Report Title:

Appropriation; Center on Aging Research and Education

 

Description:

Establishes four additional full-time equivalent faculty positions at the University of Hawaii's center on aging research and education to assist in the fulfillment of its mission.  Makes an appropriation.

 


HOUSE OF REPRESENTATIVES

H.B. NO.

2110

TWENTY-FOURTH LEGISLATURE, 2008

 

STATE OF HAWAII

 

 

 

 

 

A BILL FOR AN ACT

 

 

relating to aging.

 

 

BE IT ENACTED BY THE LEGISLATURE OF THE STATE OF HAWAII:

 


     SECTION 1.  The legislature finds that the mission of the University of Hawaii center on aging research and education is to assure the well-being of the State's older adults by stimulating and coordinating gerontological and aging instruction, research, and community services.  The legislature further finds that a goal of the center on aging research and education is to develop a research center that is renowned for its generation of knowledge that supports the development of relevant social and economic policies pertaining to the elder population, as no such entity exists in Hawaii or the region.

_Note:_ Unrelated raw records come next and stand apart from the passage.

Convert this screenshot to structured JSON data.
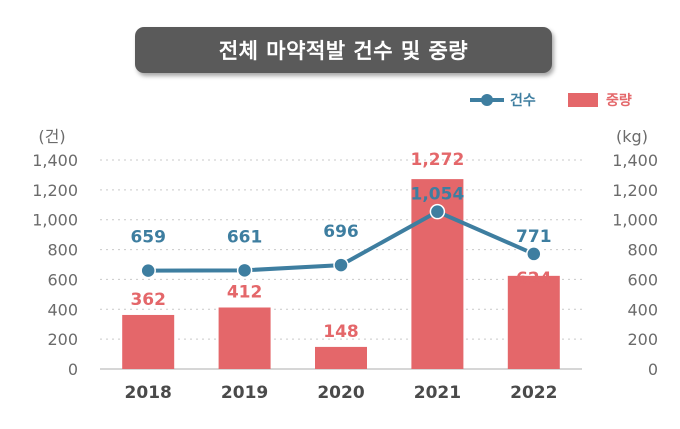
{
  "title": "전체 마약적발 건수 및 중량",
  "legend": {
    "line_label": "건수",
    "bar_label": "중량"
  },
  "colors": {
    "line": "#3e7ea0",
    "bar": "#e4676a",
    "title_bg": "#5a5a5a"
  },
  "chart_data": {
    "type": "bar",
    "title": "전체 마약적발 건수 및 중량",
    "categories": [
      "2018",
      "2019",
      "2020",
      "2021",
      "2022"
    ],
    "series": [
      {
        "name": "중량",
        "type": "bar",
        "axis": "right",
        "values": [
          362,
          412,
          148,
          1272,
          624
        ]
      },
      {
        "name": "건수",
        "type": "line",
        "axis": "left",
        "values": [
          659,
          661,
          696,
          1054,
          771
        ]
      }
    ],
    "ylabel_left": "(건)",
    "ylabel_right": "(kg)",
    "ylim": [
      0,
      1400
    ],
    "yticks": [
      "0",
      "200",
      "400",
      "600",
      "800",
      "1,000",
      "1,200",
      "1,400"
    ],
    "bar_labels": [
      "362",
      "412",
      "148",
      "1,272",
      "624"
    ],
    "line_labels": [
      "659",
      "661",
      "696",
      "1,054",
      "771"
    ],
    "grid": true,
    "legend_position": "top-right"
  }
}
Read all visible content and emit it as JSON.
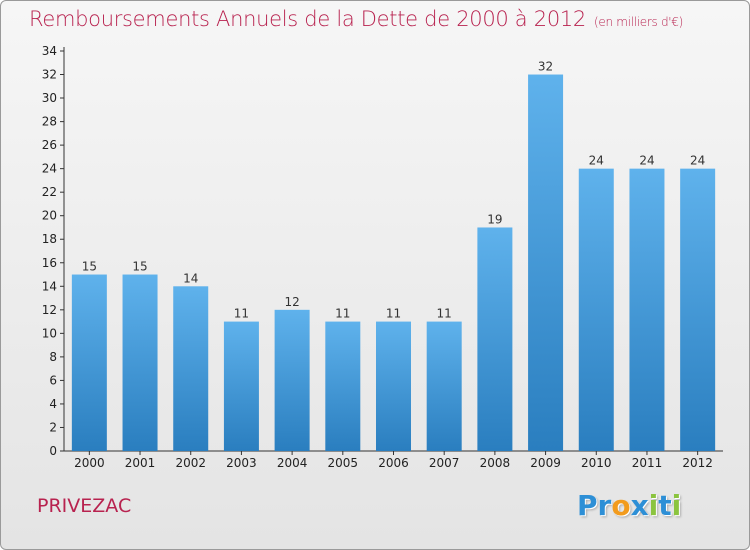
{
  "chart_data": {
    "type": "bar",
    "title": "Remboursements Annuels de la Dette de 2000 à 2012",
    "unit_note": "(en milliers d'€)",
    "categories": [
      "2000",
      "2001",
      "2002",
      "2003",
      "2004",
      "2005",
      "2006",
      "2007",
      "2008",
      "2009",
      "2010",
      "2011",
      "2012"
    ],
    "values": [
      15,
      15,
      14,
      11,
      12,
      11,
      11,
      11,
      19,
      32,
      24,
      24,
      24
    ],
    "ylim": [
      0,
      34
    ],
    "yticks": [
      0,
      2,
      4,
      6,
      8,
      10,
      12,
      14,
      16,
      18,
      20,
      22,
      24,
      26,
      28,
      30,
      32,
      34
    ],
    "grid": false,
    "bar_color_top": "#5fb2ec",
    "bar_color_bottom": "#2a7ebf"
  },
  "location": "PRIVEZAC",
  "logo": {
    "letters": [
      "P",
      "r",
      "o",
      "x",
      "i",
      "t",
      "i"
    ],
    "colors": [
      "#2d8fd6",
      "#2d8fd6",
      "#f29b1d",
      "#2d8fd6",
      "#8bc43f",
      "#2d8fd6",
      "#8bc43f"
    ]
  }
}
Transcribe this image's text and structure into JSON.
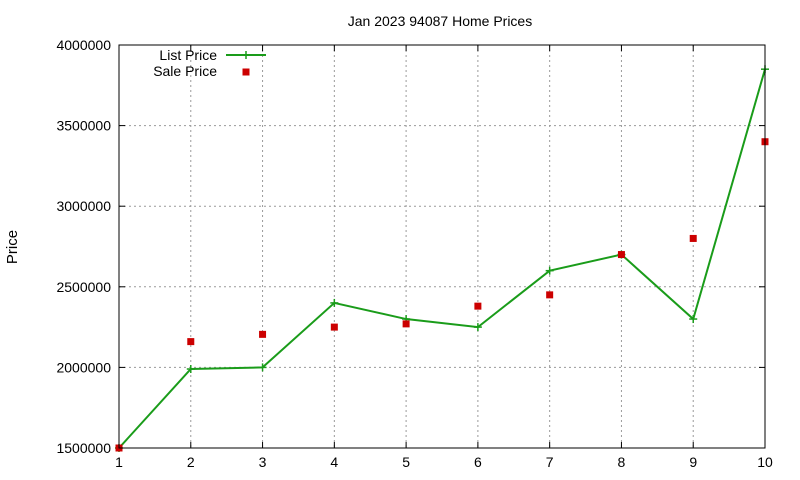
{
  "chart_data": {
    "type": "line",
    "title": "Jan 2023 94087 Home Prices",
    "xlabel": "",
    "ylabel": "Price",
    "xlim": [
      1,
      10
    ],
    "ylim": [
      1500000,
      4000000
    ],
    "x_ticks": [
      1,
      2,
      3,
      4,
      5,
      6,
      7,
      8,
      9,
      10
    ],
    "y_ticks": [
      1500000,
      2000000,
      2500000,
      3000000,
      3500000,
      4000000
    ],
    "grid": true,
    "legend_position": "top-left",
    "series": [
      {
        "name": "List Price",
        "style": "linespoints",
        "marker": "plus",
        "color": "#1a9c1a",
        "x": [
          1,
          2,
          3,
          4,
          5,
          6,
          7,
          8,
          9,
          10
        ],
        "values": [
          1500000,
          1990000,
          2000000,
          2400000,
          2300000,
          2250000,
          2600000,
          2700000,
          2300000,
          3850000
        ]
      },
      {
        "name": "Sale Price",
        "style": "points",
        "marker": "square",
        "color": "#cc0000",
        "x": [
          1,
          2,
          3,
          4,
          5,
          6,
          7,
          8,
          9,
          10
        ],
        "values": [
          1500000,
          2160000,
          2205000,
          2250000,
          2270000,
          2380000,
          2450000,
          2700000,
          2800000,
          3400000
        ]
      }
    ]
  }
}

     The population of the State of Hawaii currently has the longest life expectancy and the fastest-growing elderly population in the nation.  While this represents a triumph of public health, the situation will also present many challenges to the State in the future.

     To help prepare to face these challenges, the University of Hawaii needs a center that is focused on aging.  Gerontology is a multi-disciplinary field, engaging people from social work, medicine, nursing, law, public health, architecture, engineering, and a range of other areas.  The center on aging research and education will help concentrate resources from various University of Hawaii departments and schools to help:

     (1)  Identify ways to expand work and volunteer options for healthy seniors to keep the seniors contributing to society;

     (2)  Test ways to keep people healthier as they age so that disability can be prevented or delayed, which will represent savings in both human capital and health care costs;

     (3)  Develop ways to adapt homes and communities so that seniors can continue to age-in-place and avoid institutionalization;

     (4)  Respond to the needs of policy decision-makers at all levels of government and in the private sector; and

     (5)  Train an adequate, quality workforce for eldercare, reducing the need to import eldercare workers and thereby helping to defray the cost to the State.

     However, reliable general funding is necessary to attract renowned scholars from the Asian and Pacific regions and nationally to study the aging phenomenon and serve to train professionals for work in the field of gerontology.  The legislature believes that, given proper staffing levels, the center on aging research and education can become a viable research and training center for addressing local and Asian and Pacific regional issues.

     The purpose of this Act is to establish four additional full-time equivalent faculty positions at the center on aging research and education to assist the center in the fulfillment of its mission, and to appropriate funds for that purpose.

     SECTION 2.  The University of Hawaii shall establish four additional full-time equivalent faculty positions at the center on aging research and education to assist the center in the fulfillment of its mission.

     SECTION 3.  There is appropriated out of the general revenues of the State of Hawaii the sum of $           or so much thereof as may be necessary for fiscal year 2008-2009 for four additional full-time equivalent faculty positions to staff the center on aging research and education and other expenses.

     The sum appropriated shall be expended by the University of Hawaii for the purposes of this Act.


     SECTION 4.  This Act shall take effect on July 1, 2008.